2018 was an industrious year for Mansion Group. They launched MansionBet, a gaming website focussing on sports betting. Mansion Group secured an Irish betting licence for MansionBet and revealed plans to secure the same for Mansion Casino and Casino.com.

Mansion Group also enjoyed notable award success in 2018, with The International Gaming Awards (IGA) recognising Mansion Group as casino operator of the year and the CFI awarding Mansion Group the title of Most Responsible Online Gambling Operator (Global).

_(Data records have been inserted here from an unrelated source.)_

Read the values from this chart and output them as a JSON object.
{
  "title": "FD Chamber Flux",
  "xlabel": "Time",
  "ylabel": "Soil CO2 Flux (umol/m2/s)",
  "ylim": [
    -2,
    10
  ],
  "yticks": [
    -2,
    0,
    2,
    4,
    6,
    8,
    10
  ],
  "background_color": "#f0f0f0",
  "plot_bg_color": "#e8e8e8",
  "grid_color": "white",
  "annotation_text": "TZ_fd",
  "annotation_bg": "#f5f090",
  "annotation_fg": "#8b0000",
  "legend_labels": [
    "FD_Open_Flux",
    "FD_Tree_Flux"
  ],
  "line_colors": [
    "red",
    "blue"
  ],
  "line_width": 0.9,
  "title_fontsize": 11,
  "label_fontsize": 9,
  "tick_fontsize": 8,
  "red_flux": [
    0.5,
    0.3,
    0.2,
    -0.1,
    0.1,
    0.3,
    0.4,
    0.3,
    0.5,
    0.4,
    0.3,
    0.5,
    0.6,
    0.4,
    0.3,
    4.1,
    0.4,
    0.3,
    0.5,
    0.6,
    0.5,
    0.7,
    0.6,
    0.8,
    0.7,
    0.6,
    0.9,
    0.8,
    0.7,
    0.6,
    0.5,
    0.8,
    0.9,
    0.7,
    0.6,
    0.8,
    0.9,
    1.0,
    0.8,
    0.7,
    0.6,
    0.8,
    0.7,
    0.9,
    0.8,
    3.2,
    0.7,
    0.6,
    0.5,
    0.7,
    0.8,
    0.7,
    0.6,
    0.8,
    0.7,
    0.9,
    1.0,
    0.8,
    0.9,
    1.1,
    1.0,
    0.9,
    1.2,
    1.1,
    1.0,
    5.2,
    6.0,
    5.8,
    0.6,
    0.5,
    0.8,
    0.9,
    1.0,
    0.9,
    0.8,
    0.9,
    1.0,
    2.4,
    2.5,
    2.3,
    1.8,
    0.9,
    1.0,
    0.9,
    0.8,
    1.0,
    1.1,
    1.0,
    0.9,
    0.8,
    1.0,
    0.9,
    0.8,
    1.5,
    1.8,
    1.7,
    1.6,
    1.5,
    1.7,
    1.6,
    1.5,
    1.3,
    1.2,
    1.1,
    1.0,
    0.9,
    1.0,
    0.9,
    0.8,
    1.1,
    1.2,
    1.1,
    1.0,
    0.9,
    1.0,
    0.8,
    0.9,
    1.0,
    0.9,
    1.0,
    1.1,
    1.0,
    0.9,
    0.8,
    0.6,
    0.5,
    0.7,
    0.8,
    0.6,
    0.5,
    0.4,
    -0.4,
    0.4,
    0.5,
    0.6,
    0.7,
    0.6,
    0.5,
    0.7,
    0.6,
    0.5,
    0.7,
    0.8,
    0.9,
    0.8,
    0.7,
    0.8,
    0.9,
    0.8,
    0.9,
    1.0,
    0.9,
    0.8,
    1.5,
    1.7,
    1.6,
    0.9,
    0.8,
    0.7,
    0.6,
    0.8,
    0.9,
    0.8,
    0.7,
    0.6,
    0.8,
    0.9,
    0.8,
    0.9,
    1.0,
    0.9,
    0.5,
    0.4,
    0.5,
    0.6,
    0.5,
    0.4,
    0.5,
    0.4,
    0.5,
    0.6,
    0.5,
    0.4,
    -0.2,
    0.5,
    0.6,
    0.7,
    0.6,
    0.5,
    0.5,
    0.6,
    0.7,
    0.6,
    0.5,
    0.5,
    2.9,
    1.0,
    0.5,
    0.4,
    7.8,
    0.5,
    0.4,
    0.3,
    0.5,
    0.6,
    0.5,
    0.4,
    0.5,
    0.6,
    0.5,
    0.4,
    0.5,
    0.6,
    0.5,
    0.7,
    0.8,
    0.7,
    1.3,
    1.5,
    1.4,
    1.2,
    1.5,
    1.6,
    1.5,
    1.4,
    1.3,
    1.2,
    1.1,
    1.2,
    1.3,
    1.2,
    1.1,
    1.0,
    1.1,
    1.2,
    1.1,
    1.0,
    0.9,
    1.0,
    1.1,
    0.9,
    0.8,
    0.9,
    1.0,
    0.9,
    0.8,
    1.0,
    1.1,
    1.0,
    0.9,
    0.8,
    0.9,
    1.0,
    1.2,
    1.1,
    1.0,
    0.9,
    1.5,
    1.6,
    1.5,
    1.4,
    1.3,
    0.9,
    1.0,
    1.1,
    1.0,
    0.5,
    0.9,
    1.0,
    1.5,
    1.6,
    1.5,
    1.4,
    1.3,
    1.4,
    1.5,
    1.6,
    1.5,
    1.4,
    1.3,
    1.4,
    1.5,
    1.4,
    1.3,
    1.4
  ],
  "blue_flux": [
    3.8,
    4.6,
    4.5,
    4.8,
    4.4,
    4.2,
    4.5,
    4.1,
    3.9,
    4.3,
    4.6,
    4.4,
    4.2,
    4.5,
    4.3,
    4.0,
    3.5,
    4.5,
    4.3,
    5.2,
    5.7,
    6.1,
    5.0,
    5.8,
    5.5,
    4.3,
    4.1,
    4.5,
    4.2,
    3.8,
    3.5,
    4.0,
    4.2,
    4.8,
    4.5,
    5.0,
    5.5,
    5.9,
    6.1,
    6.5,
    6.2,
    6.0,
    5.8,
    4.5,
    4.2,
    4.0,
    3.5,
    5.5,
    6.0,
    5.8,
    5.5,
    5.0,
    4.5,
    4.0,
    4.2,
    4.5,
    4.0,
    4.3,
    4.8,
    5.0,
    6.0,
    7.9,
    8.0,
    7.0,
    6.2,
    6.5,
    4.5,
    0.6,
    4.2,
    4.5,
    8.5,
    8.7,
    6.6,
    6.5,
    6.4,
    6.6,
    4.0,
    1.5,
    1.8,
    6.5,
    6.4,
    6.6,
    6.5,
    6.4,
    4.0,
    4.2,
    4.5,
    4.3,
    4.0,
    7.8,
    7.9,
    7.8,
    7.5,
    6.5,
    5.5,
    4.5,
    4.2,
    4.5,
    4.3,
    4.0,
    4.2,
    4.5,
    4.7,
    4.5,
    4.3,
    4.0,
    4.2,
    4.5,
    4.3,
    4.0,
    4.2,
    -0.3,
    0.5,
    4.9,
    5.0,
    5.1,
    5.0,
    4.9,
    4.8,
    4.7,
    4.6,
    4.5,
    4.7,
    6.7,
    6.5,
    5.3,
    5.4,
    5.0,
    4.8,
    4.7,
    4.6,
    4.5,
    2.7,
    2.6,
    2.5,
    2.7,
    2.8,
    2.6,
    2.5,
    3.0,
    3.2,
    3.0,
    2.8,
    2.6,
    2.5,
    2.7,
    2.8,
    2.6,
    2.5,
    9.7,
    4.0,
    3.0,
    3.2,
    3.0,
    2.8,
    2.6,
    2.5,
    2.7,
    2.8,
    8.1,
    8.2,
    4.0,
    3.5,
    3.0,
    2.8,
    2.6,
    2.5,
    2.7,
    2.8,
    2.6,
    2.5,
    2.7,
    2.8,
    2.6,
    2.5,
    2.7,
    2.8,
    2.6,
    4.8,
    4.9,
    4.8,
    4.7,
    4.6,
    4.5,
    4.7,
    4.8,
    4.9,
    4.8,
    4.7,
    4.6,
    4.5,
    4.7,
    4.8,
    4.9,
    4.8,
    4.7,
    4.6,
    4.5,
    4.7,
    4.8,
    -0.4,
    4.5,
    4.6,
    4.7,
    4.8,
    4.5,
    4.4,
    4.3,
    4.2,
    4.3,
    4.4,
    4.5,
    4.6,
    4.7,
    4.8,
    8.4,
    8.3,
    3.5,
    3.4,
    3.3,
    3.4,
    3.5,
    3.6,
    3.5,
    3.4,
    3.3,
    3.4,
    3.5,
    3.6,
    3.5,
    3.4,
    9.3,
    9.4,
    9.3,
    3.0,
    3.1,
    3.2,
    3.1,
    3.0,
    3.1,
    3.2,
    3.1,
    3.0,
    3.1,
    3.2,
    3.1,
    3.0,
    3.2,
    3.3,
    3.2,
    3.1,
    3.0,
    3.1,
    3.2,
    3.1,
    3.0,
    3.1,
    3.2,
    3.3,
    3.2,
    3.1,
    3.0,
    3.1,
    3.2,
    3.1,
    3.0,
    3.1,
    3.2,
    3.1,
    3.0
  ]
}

Newcastle United F.C. became another football team to partner with Mansion Group as a betting partner, through the new MansionBet brand. The 2019 deal also saw betting terminals installed at St James’ Park for two seasons, and the brand offered football fans a range of gaming-related deals, offers and experiences. Dale Aitchison, head of commercial at Newcastle United, noted Mansion Group's “proven track record when it comes to football sponsorship”.

In 2020, the IGA awarded Mansion Group another prestigious award that represented a commitment to transparency and dedication to providing its customers with a great experience - the Best Customer Service Award.

Closing MansionBet Sports Brand 
In March 2022, Mansion Group made the decision to close MansionBet sports betting brand. This move represented a refocussing of goals and assets onto expanding their casino brands, MansionCasino and Casino.com.

This refocussing began in 2021, with MansionCasino brand obtaining a Spanish operating license, and continued in late 2022 after MansionBet's closure with Mansion Group obtaining an Ontario Gaming License.

Controversies and Penalties 
In 2022, an online casino operator owned by Mansion Group, Onisac ltd, encountered a penalty fine of £850,000 ($1.14 million) for failing to follow anti-money-laundering (AML) regulations.

The fine, issued by the Gibraltar Gaming Commissioner, came after a routine investigation into standards discovered that Onisac Ltd had failed, in some areas, to follow established protocols for managing its player base from outside the European Union and outside the UK.

Compounding this discovery, Onisac ltd was also said to have failed to respond appropriately to previous deficiencies, with an inadequate plan to counter them in future.

Brands

MansionCasino 
MansionCasino is an online casino-style gambling site operated by Mansion Group and based in Gibraltar. It was officially launched in 2004.

MansionCasino launched in Spain in 2021, achieving a licence with Dirrecion General de Ordenacion del Juego (DGOJ).

Casino.com 
Casino.com was launched in 2007 and is Mansion Group's second online gaming brand with a casino style. It offers live casino-style gaming experiences and other table gaming-style games. It is based in Gibraltar.